His championing of annexation appears to have led to an unusually high turnout among Israeli Arab voters, many of whom are particularly incensed by a clause in the Trump plan that provides for the possible re-designation of some Arab areas just inside northern and central Israel to become part of a future Palestinian entity in the West Bank. But the rise of the Joint List, which could have badly hurt Netanyahu on Monday, seems to have been more than offset by the increased turnout for his own Likud.

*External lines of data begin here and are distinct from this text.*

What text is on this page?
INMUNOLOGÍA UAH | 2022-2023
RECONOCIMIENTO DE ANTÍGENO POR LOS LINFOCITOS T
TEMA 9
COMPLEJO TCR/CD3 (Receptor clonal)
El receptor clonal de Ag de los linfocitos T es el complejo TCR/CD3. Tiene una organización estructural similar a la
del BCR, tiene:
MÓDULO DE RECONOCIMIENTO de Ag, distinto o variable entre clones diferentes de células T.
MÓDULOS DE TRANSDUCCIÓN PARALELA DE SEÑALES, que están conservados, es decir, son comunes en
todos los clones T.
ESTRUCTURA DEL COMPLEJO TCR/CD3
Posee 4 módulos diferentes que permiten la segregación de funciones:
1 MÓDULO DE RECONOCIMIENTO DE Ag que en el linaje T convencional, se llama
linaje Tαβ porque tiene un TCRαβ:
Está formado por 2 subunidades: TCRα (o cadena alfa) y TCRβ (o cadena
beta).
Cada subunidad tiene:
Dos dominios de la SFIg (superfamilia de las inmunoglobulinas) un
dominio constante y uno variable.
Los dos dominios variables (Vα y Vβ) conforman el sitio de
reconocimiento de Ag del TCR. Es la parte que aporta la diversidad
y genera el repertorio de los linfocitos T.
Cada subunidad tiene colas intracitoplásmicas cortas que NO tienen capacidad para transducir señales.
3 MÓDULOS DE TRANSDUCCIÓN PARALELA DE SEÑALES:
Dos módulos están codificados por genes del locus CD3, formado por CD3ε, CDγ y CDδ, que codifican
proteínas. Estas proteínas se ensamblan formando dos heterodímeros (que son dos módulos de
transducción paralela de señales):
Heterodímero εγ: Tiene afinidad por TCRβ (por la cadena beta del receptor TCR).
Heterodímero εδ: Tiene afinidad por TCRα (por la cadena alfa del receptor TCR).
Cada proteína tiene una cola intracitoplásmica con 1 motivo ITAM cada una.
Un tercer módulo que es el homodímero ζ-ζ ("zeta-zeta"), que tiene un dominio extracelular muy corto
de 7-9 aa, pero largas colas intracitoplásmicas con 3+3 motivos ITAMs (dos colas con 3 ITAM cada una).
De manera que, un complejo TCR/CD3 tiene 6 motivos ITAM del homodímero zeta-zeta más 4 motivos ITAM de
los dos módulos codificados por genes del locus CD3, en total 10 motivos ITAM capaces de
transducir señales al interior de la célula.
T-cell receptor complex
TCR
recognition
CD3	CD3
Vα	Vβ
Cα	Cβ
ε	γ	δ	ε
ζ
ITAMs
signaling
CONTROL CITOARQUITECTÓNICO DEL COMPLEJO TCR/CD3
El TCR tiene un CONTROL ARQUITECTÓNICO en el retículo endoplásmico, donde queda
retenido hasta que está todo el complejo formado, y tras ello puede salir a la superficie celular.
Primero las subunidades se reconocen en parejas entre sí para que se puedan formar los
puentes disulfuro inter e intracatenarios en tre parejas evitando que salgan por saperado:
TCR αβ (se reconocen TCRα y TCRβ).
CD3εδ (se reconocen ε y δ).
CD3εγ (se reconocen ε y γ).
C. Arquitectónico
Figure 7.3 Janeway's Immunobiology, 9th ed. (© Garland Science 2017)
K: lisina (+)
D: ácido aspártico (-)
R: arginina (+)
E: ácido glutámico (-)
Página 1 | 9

Even the right-wing’s own embarrassing tape-recording, in which an aide to Netanyahu declares that “hate is what unites our camp,” evidently did little if any significant damage.

Legal battles ahead

In acute contrast to September’s result, in which the right-wing and Orthodox bloc mustered only 55 seats, Netanyahu and his supporters began celebrating the moment that all three TV exit polls at 10 p.m. gave their alliance a predicted 60 of the Knesset’s 120 seats.

Again assuming the final results are similar, Netanyahu is emphatically back in command of Israel; he’s the leader who’ll be invited by President Reuven Rivlin to form the next coalition. But what that also means is that Israeli politics may now move quickly into the legal realm.

The prime minister and his supporters are adamant that there is nothing in Israeli law to prevent a prime minister who has been indicted from forming and then heading a new government. The Supreme Court, however, chose not to issue a definitive ruling on the matter in recent months, when the issue was only theoretical. Now, it has become practical and urgent.